A general aviation pilot building commercial certificate cross-country time encountered a textbook automation surprise during an instrument approach into a marine layer-socked coastal airport, and the resulting lesson touches on one of the most persistently dangerous phenomena in modern glass-cockpit flying: inadvertent mode changes and the delayed recognition that follows.
The pilot, flying an autopilot-equipped Cessna 182 with LPV approach capability, elected to fly an instrument approach after observing traffic successfully completing the procedure and confirming fuel reserves and a viable inland alternate. The marine layer topped near 1,700 feet with bases just above LPV minimums — a marginal but technically workable scenario for a recently current instrument pilot. Shortly after entering IMC, light turbulence caused the pilot's throttle hand to make contact with the TOGA (Takeoff/Go-Around) button. In most modern GA avionics suites, including Garmin's widely deployed G1000 and GTN series, activating TOGA initiates a go-around mode that immediately suspends or deactivates the active approach's vertical guidance — in this case the LPV glidepath. The autopilot responded with a pronounced nose-up pitch consistent with go-around attitude. The pilot's instinct was to disconnect the autopilot and revert to hand-flying, which was a reasonable response to an unexpected pitch excursion — but that transition consumed cognitive bandwidth that should have simultaneously catalogued the loss of vertical guidance. Two or three seconds elapsed before the pilot recognized the glidepath was gone and executed a missed approach.
The incident is a clean case study in what the FAA and aviation human factors researchers have long categorized as automation surprise, a subset of the broader mode awareness problem. In high-workload or unexpected-event scenarios, pilots flying modern avionics are susceptible to a specific failure chain: an automation state changes without direct pilot command, the pilot focuses on the most visible symptom (unexpected pitch), takes corrective action (AP disconnect), and enters a transitional hand-flying phase without confirming what the automation has done to the underlying flight guidance structure. The problem is compounded in single-pilot IMC operations where there is no monitoring pilot to catch the missed cue. The TOGA button's location on the throttle quadrant of many aircraft — designed for quick access during a go-around — becomes an inadvertent trigger hazard in turbulence or during workload-intensive maneuvering.
For working instrument pilots, particularly those operating Part 91 and Part 135 single-pilot glass cockpit aircraft, the operational takeaway extends beyond the specific TOGA scenario. Avionics suites like the G1000, G3X Touch, and GTN 650/750 series present mode annunciations primarily in the flight mode annunciator (FMA) strip — information that is easy to miss during a high-workload event precisely because it requires directed visual attention rather than commanding the central field of view. Disciplined FMA scan habits, practiced during simulator or hood work rather than only in the actual event, are what compress those two-to-three-second recognition delays. Operators conducting recurrent training should specifically scenario-plan inadvertent TOGA activation during approaches, given the button's proximity to the throttle and the non-trivial consequences of losing glidepath guidance inside the FAF.

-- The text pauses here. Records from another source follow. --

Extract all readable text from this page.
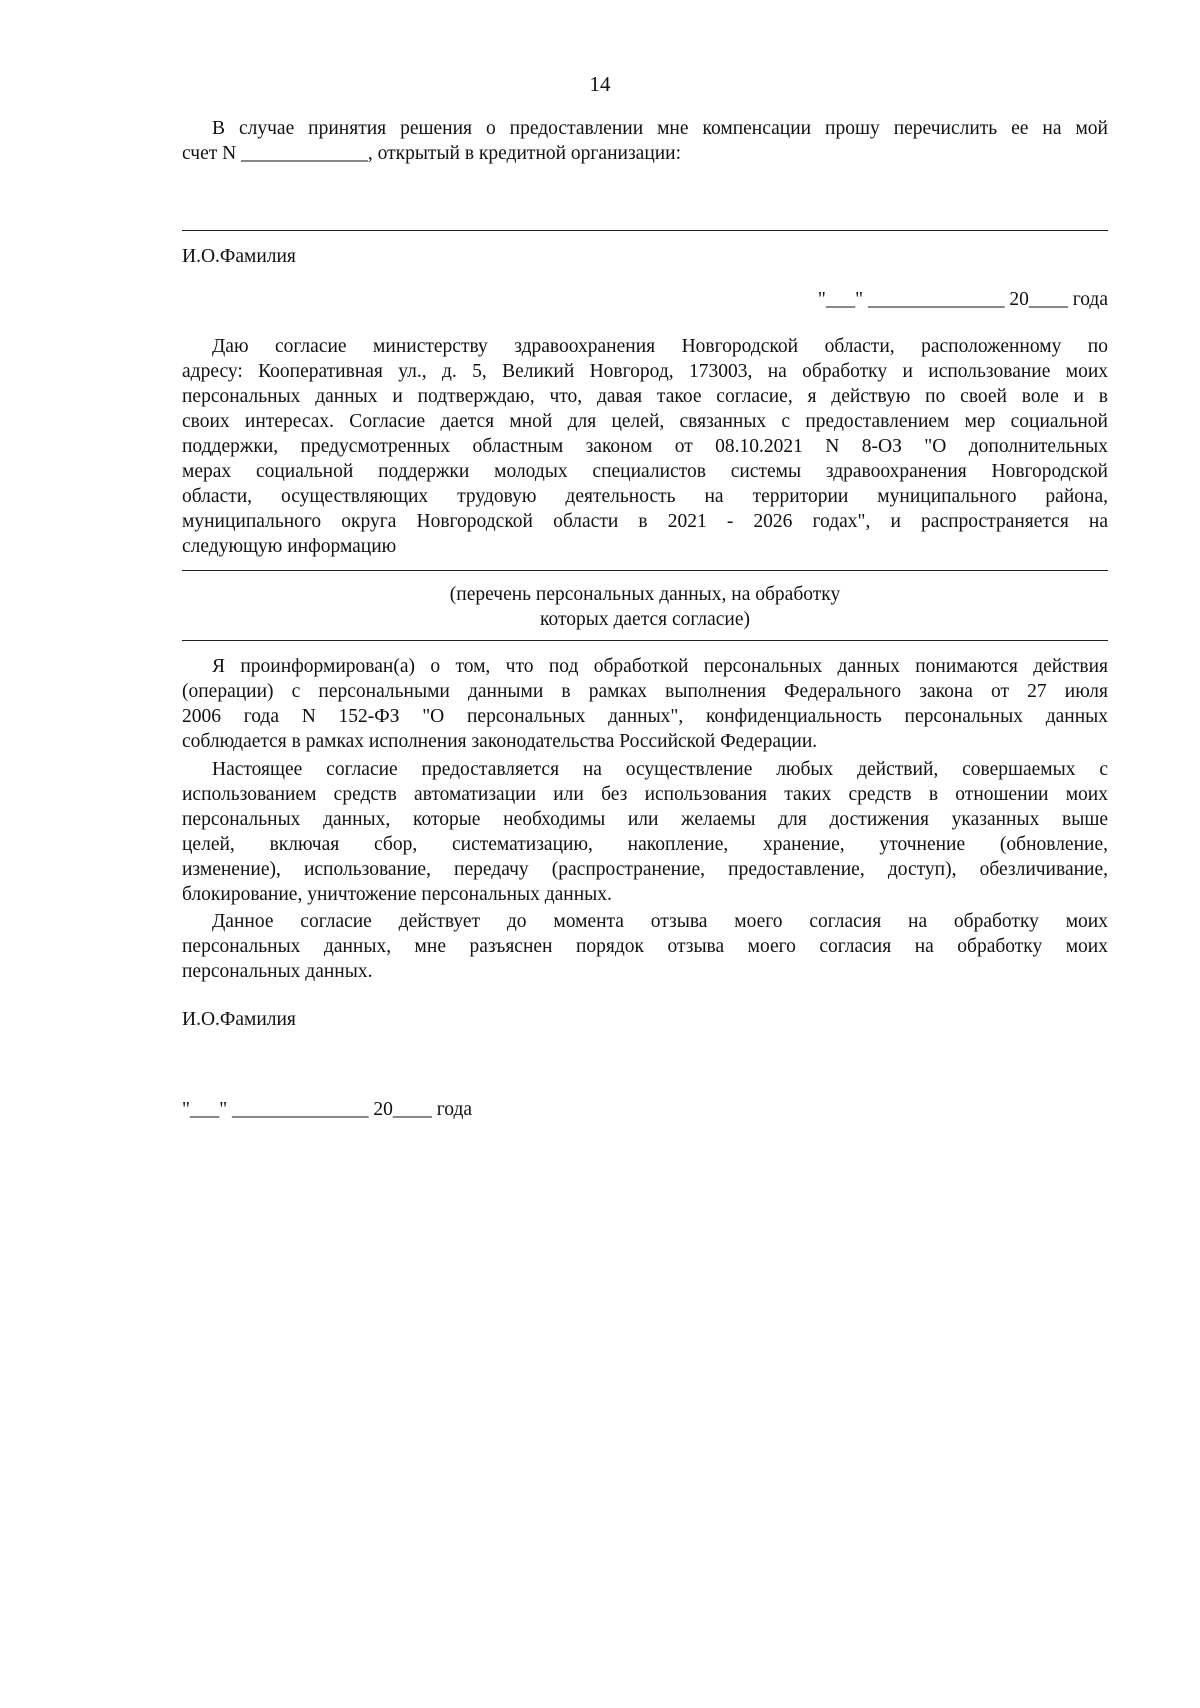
14
В случае принятия решения о предоставлении мне компенсации прошу перечислить ее на мой
счет N _____________, открытый в кредитной организации:
И.О.Фамилия
"___" ______________ 20____ года
Даю согласие министерству здравоохранения Новгородской области, расположенному по
адресу: Кооперативная ул., д. 5, Великий Новгород, 173003, на обработку и использование моих
персональных данных и подтверждаю, что, давая такое согласие, я действую по своей воле и в
своих интересах. Согласие дается мной для целей, связанных с предоставлением мер социальной
поддержки, предусмотренных областным законом от 08.10.2021 N 8-ОЗ "О дополнительных
мерах социальной поддержки молодых специалистов системы здравоохранения Новгородской
области, осуществляющих трудовую деятельность на территории муниципального района,
муниципального округа Новгородской области в 2021 - 2026 годах", и распространяется на
следующую информацию
(перечень персональных данных, на обработку
которых дается согласие)
Я проинформирован(а) о том, что под обработкой персональных данных понимаются действия
(операции) с персональными данными в рамках выполнения Федерального закона от 27 июля
2006 года N 152-ФЗ "О персональных данных", конфиденциальность персональных данных
соблюдается в рамках исполнения законодательства Российской Федерации.
Настоящее согласие предоставляется на осуществление любых действий, совершаемых с
использованием средств автоматизации или без использования таких средств в отношении моих
персональных данных, которые необходимы или желаемы для достижения указанных выше
целей, включая сбор, систематизацию, накопление, хранение, уточнение (обновление,
изменение), использование, передачу (распространение, предоставление, доступ), обезличивание,
блокирование, уничтожение персональных данных.
Данное согласие действует до момента отзыва моего согласия на обработку моих
персональных данных, мне разъяснен порядок отзыва моего согласия на обработку моих
персональных данных.
И.О.Фамилия
"___" ______________ 20____ года
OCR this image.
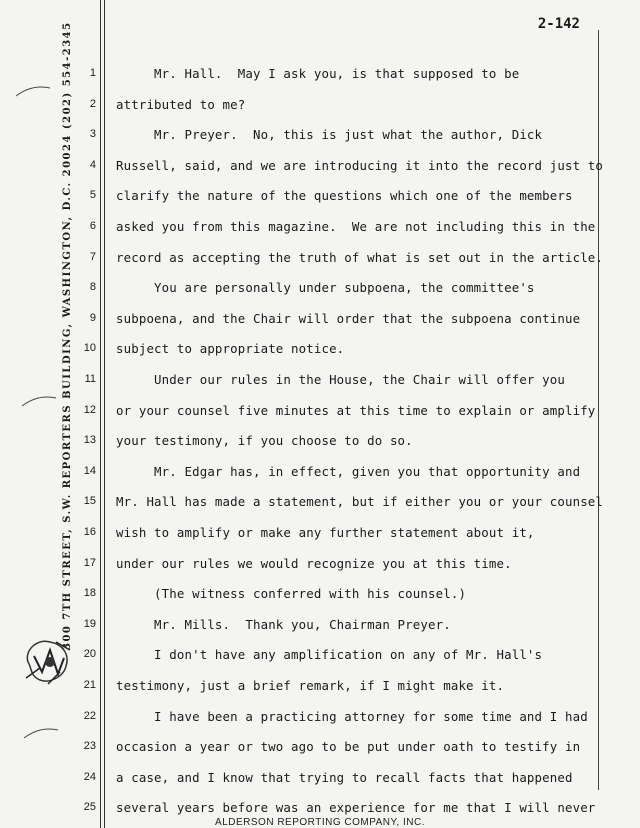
2-142
300 7TH STREET, S.W. REPORTERS BUILDING, WASHINGTON, D.C. 20024 (202) 554-2345	1 Mr. Hall.  May I ask you, is that supposed to be
2 attributed to me?
3 Mr. Preyer.  No, this is just what the author, Dick
4 Russell, said, and we are introducing it into the record just to
5 clarify the nature of the questions which one of the members
6 asked you from this magazine.  We are not including this in the
7 record as accepting the truth of what is set out in the article.
8 You are personally under subpoena, the committee's
9 subpoena, and the Chair will order that the subpoena continue
10 subject to appropriate notice.
11 Under our rules in the House, the Chair will offer you
12 or your counsel five minutes at this time to explain or amplify
13 your testimony, if you choose to do so.
14 Mr. Edgar has, in effect, given you that opportunity and
15 Mr. Hall has made a statement, but if either you or your counsel
16 wish to amplify or make any further statement about it,
17 under our rules we would recognize you at this time.
18 (The witness conferred with his counsel.)
19 Mr. Mills.  Thank you, Chairman Preyer.
20 I don't have any amplification on any of Mr. Hall's
21 testimony, just a brief remark, if I might make it.
22 I have been a practicing attorney for some time and I had
23 occasion a year or two ago to be put under oath to testify in
24 a case, and I know that trying to recall facts that happened
25 several years before was an experience for me that I will never
ALDERSON REPORTING COMPANY, INC.
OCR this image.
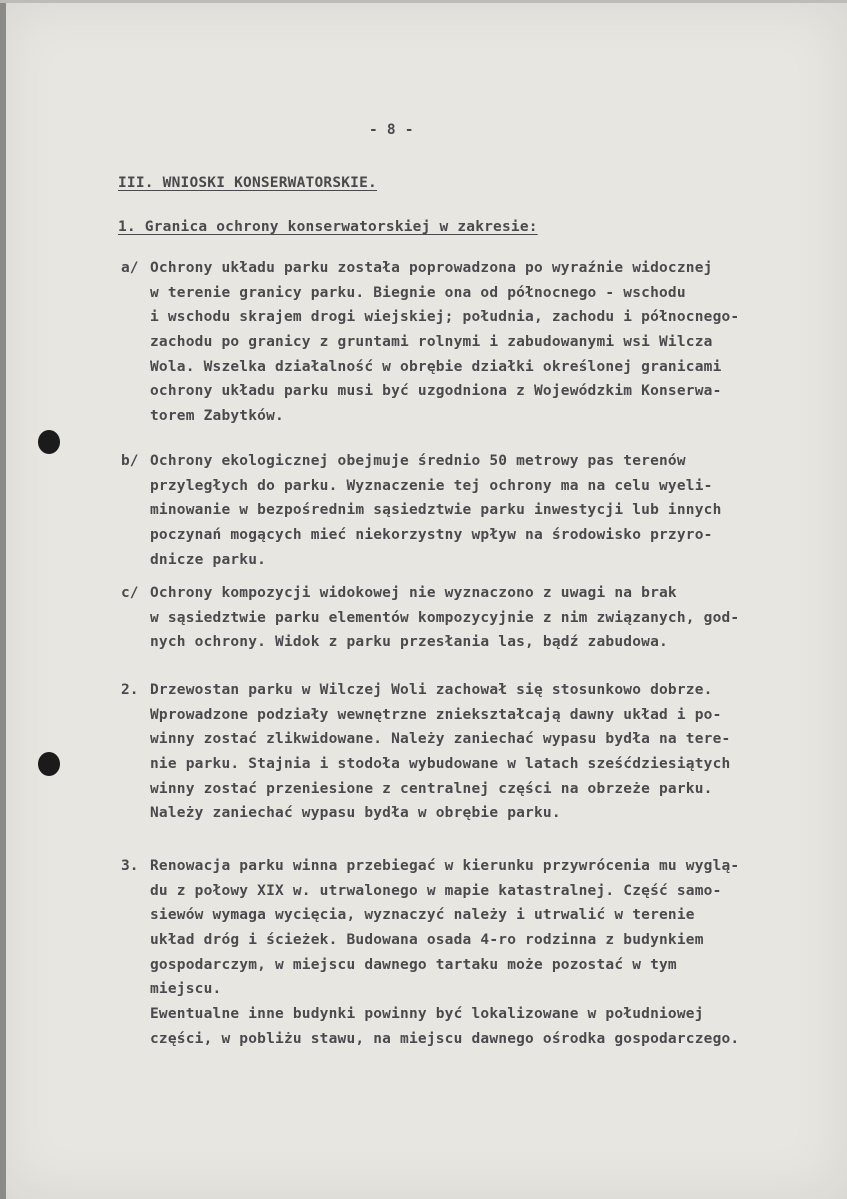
- 8 -

III. WNIOSKI KONSERWATORSKIE.

1. Granica ochrony konserwatorskiej w zakresie:

a/ Ochrony układu parku została poprowadzona po wyraźnie widocznej
w terenie granicy parku. Biegnie ona od północnego - wschodu
i wschodu skrajem drogi wiejskiej; południa, zachodu i północnego-
zachodu po granicy z gruntami rolnymi i zabudowanymi wsi Wilcza
Wola. Wszelka działalność w obrębie działki określonej granicami
ochrony układu parku musi być uzgodniona z Wojewódzkim Konserwa-
torem Zabytków.
b/ Ochrony ekologicznej obejmuje średnio 50 metrowy pas terenów
przyległych do parku. Wyznaczenie tej ochrony ma na celu wyeli-
minowanie w bezpośrednim sąsiedztwie parku inwestycji lub innych
poczynań mogących mieć niekorzystny wpływ na środowisko przyro-
dnicze parku.
c/ Ochrony kompozycji widokowej nie wyznaczono z uwagi na brak
w sąsiedztwie parku elementów kompozycyjnie z nim związanych, god-
nych ochrony. Widok z parku przesłania las, bądź zabudowa.
2. Drzewostan parku w Wilczej Woli zachował się stosunkowo dobrze.
Wprowadzone podziały wewnętrzne zniekształcają dawny układ i po-
winny zostać zlikwidowane. Należy zaniechać wypasu bydła na tere-
nie parku. Stajnia i stodoła wybudowane w latach sześćdziesiątych
winny zostać przeniesione z centralnej części na obrzeże parku.
Należy zaniechać wypasu bydła w obrębie parku.
3. Renowacja parku winna przebiegać w kierunku przywrócenia mu wyglą-
du z połowy XIX w. utrwalonego w mapie katastralnej. Część samo-
siewów wymaga wycięcia, wyznaczyć należy i utrwalić w terenie
układ dróg i ścieżek. Budowana osada 4-ro rodzinna z budynkiem
gospodarczym, w miejscu dawnego tartaku może pozostać w tym
miejscu.
Ewentualne inne budynki powinny być lokalizowane w południowej
części, w pobliżu stawu, na miejscu dawnego ośrodka gospodarczego.
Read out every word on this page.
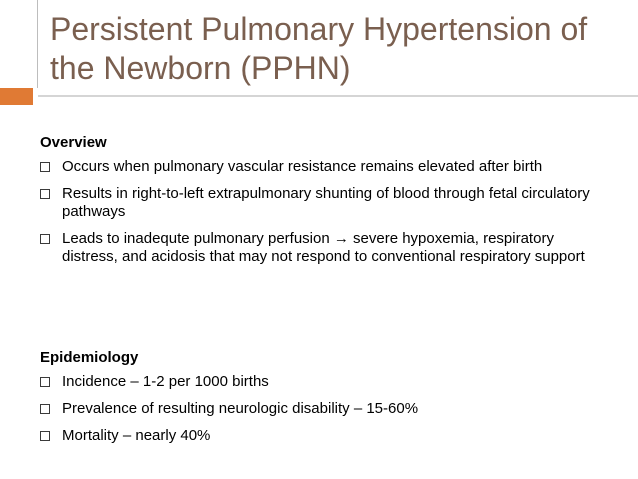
Persistent Pulmonary Hypertension of the Newborn (PPHN)
Overview
Occurs when pulmonary vascular resistance remains elevated after birth
Results in right-to-left extrapulmonary shunting of blood through fetal circulatory pathways
Leads to inadequte pulmonary perfusion → severe hypoxemia, respiratory distress, and acidosis that may not respond to conventional respiratory support
Epidemiology
Incidence – 1-2 per 1000 births
Prevalence of resulting neurologic disability – 15-60%
Mortality – nearly 40%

The episode also illustrates a nuanced planning and judgment dynamic relevant to commercial and business aviation operators. The pilot's decision framework was sound in its structure — currency confirmed, alternate identified, fuel adequate — but the marine layer/LPV minimums environment placed the flight at the edge of manageable margin where any abnormality immediately consumed the remaining buffer. As sophisticated avionics continue to proliferate in light GA and light business aircraft, the gap between a pilot's ability to fly the box under normal conditions and their ability to manage it under unusual or degraded conditions remains the defining risk variable. The pilot recognized the gap, corrected without incident, and shared the lesson — exactly the kind of event-based learning that underpins meaningful safety culture in Part 91 general aviation.